7. Dubliners by James Joyce (1916). Although many of these largely autobiographical stories evoke themes of death, illness, and stasis, nearly all offer their characters redemption—or at least momentary self-knowledge—through what Joyce called “epiphanies,” in which defeat or disappointment is transformed by a sudden, usually life-altering flash of awareness. The collection’s emotional centerpiece is its concluding tale, “The Dead,” which moves from a New Year’s Eve party where guests muse about issues of the day—the Catholic church, Irish nationalism, Freddie Malins’s worrying drunkenness—to a man’s discovery of his wife weeping over a boy who died for love of her. A profound portrait of identity and loneliness, it is Joyce’s most compassionate work.

8. In Search of Lost Time by Marcel Proust (1913–27). It’s about time. No, really. This seven-volume, three-thousand-page work is only superficially a mordant critique of French (mostly high) society in the belle époque. Both as author and as “Marcel,” the first-person narrator whose childhood memories are evoked by a crumbling madeleine cookie, Proust asks some of the same questions Einstein did about our notions of time and memory. As we follow the affairs, the badinage, and the betrayals of dozens of characters over the years, time is the highway and memory the driver.

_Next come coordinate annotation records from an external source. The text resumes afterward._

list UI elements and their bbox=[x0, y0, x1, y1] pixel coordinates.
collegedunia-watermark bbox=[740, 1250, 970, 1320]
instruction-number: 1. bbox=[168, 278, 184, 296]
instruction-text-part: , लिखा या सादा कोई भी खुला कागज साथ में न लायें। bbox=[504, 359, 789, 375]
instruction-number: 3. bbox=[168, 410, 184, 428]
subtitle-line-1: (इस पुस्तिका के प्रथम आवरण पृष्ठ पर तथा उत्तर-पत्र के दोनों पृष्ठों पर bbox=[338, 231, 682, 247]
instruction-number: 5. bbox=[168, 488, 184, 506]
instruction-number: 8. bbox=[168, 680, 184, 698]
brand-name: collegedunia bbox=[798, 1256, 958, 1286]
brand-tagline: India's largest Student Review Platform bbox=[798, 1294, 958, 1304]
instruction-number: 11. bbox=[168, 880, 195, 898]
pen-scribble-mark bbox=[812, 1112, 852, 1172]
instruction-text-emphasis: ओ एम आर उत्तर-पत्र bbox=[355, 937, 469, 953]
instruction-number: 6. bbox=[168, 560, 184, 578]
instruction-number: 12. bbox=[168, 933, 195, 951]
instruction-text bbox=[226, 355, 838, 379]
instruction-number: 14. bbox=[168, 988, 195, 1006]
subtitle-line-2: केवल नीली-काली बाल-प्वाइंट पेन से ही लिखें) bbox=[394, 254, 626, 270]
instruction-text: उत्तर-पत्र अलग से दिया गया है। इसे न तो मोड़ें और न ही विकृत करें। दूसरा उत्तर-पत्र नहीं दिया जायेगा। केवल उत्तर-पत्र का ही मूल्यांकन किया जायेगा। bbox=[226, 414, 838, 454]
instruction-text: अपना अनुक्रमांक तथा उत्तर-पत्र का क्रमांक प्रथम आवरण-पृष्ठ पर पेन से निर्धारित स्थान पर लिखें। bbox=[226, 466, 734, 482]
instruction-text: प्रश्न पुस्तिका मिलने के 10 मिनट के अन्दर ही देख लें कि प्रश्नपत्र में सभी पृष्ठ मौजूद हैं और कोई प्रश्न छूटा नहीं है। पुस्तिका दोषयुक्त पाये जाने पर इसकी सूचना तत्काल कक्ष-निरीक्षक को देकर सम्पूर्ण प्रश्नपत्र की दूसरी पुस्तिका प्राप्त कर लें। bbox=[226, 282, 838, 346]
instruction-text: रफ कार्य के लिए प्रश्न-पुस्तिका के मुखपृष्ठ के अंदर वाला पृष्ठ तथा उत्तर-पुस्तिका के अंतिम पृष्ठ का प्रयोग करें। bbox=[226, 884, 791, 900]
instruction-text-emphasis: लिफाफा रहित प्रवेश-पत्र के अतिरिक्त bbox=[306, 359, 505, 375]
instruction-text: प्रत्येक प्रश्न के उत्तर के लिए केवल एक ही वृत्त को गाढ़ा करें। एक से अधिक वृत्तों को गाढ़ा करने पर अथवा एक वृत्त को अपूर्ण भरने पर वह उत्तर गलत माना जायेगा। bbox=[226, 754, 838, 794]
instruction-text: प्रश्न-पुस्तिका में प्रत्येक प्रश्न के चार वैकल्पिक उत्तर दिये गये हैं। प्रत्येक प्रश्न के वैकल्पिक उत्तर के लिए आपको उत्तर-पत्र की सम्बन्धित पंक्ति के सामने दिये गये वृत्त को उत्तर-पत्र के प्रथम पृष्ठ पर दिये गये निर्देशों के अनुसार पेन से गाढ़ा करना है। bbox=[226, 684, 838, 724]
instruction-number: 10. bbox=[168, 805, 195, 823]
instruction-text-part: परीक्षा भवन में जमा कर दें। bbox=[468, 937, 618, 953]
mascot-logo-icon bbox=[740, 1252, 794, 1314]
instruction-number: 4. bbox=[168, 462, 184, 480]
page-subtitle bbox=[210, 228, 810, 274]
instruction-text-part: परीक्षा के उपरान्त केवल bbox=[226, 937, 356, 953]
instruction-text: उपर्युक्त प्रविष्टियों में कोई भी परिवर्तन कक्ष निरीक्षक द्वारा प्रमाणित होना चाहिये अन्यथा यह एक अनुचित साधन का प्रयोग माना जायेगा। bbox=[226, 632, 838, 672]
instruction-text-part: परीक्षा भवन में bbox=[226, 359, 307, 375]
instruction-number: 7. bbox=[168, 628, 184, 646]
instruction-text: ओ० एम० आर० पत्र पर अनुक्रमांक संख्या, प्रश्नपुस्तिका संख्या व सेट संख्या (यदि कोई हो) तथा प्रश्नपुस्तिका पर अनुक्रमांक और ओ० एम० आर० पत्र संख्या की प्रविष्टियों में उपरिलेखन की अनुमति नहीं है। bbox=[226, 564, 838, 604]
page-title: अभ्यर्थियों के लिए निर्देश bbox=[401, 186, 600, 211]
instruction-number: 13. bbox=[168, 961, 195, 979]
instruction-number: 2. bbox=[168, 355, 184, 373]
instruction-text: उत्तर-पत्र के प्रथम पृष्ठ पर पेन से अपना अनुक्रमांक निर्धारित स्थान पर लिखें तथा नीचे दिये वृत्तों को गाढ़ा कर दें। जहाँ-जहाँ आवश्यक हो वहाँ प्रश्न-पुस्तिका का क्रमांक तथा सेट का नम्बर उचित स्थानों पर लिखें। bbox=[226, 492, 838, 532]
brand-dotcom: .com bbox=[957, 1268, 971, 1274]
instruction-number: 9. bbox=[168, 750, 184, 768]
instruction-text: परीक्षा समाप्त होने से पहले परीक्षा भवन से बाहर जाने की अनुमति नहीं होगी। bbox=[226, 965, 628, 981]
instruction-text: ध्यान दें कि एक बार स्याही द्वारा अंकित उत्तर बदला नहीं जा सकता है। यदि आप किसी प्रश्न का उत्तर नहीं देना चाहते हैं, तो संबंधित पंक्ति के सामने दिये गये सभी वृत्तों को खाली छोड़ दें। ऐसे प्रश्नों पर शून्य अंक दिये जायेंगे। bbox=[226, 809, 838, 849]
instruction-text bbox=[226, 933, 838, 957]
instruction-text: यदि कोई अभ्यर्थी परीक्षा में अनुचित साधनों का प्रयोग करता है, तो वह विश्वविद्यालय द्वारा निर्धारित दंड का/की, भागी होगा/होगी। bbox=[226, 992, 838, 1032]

9. Ulysses by James Joyce (1922). Filled with convoluted plotting, scrambled syntax, puns, neologisms, and arcane mythological allusions, Ulysses recounts the misadventures of schlubby Dublin advertising salesman Leopold Bloom on a single day, June 16, 1904. As Everyman Bloom and a host of other characters act out, on a banal and quotidian scale, the major episodes of Homer’s ­Odyssey —including encounters with modern-day sirens and a Cyclops —Joyce’s bawdy mock-epic suggests the improbability, perhaps even the pointlessness, of heroism in the modern age.

10. A Personal Matter  by Kenzaburo Oë (1969). The preeminent voice of Japan’s New Left from the 1960s, Oë brings a most un-Japanese rawness and rebellion to his semiautobiographical story of a young intellectual who fathers a brain-damaged baby. This modern morality tale juxtaposes its protagonist’s tortuous cerebral musings with a visceral world of blood and bile, sexual deviance, and medically sanctioned infanticide. Oë’s grotesqueries paradoxically render his characters more human and sympathetic, rather than less, while the sometimes self-conscious artifice of his language accommodates a society adrift from tradition and meaning.